Houston Belt and Terminal Railway

Overview
- Parent company: Union Pacific and BNSF Railway
- Headquarters: 501 Crawford Street, Room 100, Houston, TX 77002-2113
- Dates of operation: 1905–

Technical
- Track gauge: 1,435 mm (4 ft 8+1⁄2 in)

= Houston Belt and Terminal Railway Company =

Terminal railway in Houston, Texas, United States

Houston Belt & Terminal Railway Company (HBT) is a terminal and switching railroad and owner of industrial property in Houston, Texas, United States that also formerly operated Houston's Union Station. It was incorporated on August 31, 1905. Construction began that year, and the HB&T was initially owned by four line-haul railway companies that it connected with: the Trinity and Brazos Valley Railway Company, the Beaumont, Sour Lake and Western Railway Company, the St. Louis, Brownsville and Mexico Railway Company and the Gulf, Colorado and Santa Fe Railway Company. The railroad opened for operations in 1908.

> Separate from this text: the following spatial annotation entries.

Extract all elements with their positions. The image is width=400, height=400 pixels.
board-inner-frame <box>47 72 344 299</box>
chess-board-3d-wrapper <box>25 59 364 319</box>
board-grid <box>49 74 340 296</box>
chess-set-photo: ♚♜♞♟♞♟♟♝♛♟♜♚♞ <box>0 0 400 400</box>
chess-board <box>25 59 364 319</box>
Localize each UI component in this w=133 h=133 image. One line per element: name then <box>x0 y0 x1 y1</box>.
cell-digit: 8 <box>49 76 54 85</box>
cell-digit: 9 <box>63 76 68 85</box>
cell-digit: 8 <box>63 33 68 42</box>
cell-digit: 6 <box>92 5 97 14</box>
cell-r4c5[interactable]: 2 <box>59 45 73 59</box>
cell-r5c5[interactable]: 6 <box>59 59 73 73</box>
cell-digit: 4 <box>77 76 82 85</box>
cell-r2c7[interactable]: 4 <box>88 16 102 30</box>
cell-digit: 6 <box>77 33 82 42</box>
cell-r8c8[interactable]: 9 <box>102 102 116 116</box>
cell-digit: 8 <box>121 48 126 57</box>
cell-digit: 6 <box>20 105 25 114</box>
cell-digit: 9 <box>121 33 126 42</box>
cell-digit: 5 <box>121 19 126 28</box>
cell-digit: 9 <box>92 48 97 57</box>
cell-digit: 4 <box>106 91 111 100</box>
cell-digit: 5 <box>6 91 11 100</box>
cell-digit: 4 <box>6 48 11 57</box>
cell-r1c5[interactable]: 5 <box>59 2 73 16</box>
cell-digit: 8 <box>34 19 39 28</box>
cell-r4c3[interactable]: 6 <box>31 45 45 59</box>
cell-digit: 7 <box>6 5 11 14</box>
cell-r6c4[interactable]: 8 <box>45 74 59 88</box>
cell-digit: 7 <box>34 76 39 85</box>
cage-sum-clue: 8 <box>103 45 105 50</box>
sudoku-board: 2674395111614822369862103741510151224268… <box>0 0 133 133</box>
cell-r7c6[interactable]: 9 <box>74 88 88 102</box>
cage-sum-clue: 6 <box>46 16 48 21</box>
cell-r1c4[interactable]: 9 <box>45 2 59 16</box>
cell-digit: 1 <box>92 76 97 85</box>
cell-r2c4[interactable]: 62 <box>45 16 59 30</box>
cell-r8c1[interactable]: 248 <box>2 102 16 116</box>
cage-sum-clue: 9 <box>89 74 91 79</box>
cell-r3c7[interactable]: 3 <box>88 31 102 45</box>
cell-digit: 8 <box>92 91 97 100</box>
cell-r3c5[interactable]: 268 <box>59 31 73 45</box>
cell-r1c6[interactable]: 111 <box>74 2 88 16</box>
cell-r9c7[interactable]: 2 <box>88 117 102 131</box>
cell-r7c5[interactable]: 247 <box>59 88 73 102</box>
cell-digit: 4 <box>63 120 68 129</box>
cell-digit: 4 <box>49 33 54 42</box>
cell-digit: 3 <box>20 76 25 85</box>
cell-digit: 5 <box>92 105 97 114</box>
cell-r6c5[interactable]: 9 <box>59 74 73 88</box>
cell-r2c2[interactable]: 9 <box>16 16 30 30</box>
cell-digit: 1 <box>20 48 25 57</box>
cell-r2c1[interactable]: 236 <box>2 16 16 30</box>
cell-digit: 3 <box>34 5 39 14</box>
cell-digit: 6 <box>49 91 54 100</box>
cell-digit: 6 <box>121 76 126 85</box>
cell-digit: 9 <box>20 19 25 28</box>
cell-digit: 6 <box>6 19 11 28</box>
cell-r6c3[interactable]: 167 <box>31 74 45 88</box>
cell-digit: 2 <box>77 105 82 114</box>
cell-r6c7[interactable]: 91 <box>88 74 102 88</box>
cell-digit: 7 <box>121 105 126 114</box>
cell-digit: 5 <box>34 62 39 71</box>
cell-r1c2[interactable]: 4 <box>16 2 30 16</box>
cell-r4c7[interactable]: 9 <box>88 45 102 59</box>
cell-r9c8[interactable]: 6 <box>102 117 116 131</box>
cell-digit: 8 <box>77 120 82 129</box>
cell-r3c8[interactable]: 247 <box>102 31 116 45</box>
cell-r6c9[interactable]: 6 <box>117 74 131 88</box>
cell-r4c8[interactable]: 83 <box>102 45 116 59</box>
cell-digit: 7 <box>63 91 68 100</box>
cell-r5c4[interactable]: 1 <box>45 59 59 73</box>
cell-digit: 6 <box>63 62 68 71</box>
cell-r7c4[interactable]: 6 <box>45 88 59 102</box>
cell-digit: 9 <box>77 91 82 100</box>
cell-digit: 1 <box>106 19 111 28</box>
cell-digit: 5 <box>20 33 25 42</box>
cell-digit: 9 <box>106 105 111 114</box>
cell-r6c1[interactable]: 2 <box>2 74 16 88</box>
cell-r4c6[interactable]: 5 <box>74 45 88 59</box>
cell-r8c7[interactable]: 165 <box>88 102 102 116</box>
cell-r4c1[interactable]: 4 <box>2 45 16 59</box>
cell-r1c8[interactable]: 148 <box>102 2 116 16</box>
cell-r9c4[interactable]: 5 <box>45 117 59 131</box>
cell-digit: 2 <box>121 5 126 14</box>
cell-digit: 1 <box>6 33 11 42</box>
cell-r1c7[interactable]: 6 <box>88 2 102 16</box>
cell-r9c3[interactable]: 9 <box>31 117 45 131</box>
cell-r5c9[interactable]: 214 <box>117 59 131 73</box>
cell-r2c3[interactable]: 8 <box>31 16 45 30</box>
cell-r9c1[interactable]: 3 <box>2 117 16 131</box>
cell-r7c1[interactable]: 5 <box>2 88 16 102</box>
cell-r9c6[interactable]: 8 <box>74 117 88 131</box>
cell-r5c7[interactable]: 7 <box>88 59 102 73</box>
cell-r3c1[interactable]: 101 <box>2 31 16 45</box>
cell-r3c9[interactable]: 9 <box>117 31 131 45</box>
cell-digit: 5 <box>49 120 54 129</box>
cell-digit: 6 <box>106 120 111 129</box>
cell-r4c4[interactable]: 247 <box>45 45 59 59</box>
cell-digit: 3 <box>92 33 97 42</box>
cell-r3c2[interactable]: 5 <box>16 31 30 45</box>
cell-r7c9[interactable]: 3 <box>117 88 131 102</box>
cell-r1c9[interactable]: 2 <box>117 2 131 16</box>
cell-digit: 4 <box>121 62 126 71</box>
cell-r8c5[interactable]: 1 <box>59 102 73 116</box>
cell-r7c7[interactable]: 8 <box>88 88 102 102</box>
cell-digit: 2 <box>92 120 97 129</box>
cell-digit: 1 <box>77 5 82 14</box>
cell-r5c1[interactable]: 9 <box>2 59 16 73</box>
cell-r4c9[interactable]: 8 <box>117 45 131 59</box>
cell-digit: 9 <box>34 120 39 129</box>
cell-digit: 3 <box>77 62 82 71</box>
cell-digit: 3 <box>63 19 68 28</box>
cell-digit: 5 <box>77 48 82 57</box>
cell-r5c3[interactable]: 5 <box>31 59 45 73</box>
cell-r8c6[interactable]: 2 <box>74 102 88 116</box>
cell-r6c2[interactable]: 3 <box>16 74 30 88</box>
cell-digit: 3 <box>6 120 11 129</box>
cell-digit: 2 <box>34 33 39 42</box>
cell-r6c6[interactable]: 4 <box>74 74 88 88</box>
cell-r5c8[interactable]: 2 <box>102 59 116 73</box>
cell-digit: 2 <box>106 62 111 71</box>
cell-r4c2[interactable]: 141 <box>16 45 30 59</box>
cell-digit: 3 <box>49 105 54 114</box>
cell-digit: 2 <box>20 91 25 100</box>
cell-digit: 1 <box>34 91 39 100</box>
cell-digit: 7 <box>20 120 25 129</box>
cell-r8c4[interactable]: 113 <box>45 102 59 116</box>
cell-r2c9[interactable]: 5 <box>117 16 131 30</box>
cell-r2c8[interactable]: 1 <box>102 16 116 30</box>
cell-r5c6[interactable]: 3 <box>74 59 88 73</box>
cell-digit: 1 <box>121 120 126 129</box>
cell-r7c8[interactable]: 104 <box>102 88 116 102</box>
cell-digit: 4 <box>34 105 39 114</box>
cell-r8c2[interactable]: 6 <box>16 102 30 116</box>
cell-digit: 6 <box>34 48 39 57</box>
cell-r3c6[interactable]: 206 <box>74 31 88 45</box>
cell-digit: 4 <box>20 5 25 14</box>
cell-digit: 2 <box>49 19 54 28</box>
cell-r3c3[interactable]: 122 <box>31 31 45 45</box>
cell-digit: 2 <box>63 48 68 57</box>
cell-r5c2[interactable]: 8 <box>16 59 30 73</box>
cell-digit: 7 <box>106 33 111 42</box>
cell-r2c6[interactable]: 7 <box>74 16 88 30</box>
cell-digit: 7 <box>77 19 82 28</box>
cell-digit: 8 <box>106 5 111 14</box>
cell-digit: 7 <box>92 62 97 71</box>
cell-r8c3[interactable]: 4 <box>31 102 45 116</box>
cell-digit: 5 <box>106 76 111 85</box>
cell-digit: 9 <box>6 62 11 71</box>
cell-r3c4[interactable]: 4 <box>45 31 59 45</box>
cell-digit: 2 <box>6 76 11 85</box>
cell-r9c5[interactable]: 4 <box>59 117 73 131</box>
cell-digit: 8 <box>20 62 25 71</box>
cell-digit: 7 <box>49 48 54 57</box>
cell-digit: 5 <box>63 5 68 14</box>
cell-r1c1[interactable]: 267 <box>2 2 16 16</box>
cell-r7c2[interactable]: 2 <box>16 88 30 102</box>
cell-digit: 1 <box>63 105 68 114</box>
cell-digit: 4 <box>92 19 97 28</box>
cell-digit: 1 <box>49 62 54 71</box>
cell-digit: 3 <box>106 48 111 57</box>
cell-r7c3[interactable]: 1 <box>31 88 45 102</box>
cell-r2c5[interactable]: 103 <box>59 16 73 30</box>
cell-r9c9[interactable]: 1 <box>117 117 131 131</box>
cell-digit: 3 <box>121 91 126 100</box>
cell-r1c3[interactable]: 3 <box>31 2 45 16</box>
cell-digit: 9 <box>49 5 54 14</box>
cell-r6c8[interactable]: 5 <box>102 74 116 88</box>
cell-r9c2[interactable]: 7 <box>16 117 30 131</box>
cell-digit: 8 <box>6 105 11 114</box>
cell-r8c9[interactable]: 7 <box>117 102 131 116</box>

In 1909, the HB&T commissioned the construction and design of Houston Union Station. The station was jointly shared by the Burlington-Rock Island, Missouri Pacific, Gulf, Colorado and Santa Fe, and the HB&T. Like most railroad stations in the south, Houston Union Station was built with segregated waiting rooms.

By mid 1916, the HB&T operated 23 miles of mainline track and 61 miles of track in total, serving as a vital railroad link within Houston. The HB&T operated two subdivisions: the West Belt Subdivision and the East Belt Subdivision.

As a result of mergers and consolidations in the railway industry, the company's shareholders changed. As of 2024, BNSF Railway and Union Pacific Railroad each owned 50% of the company's shares. As of 2023, the company is still covered by the Railroad Retirement Act.

The company's archives from 1905 to 1936 are held by History Colorado.

A dispute among railways involving the HB&T was decided by the United States Supreme Court.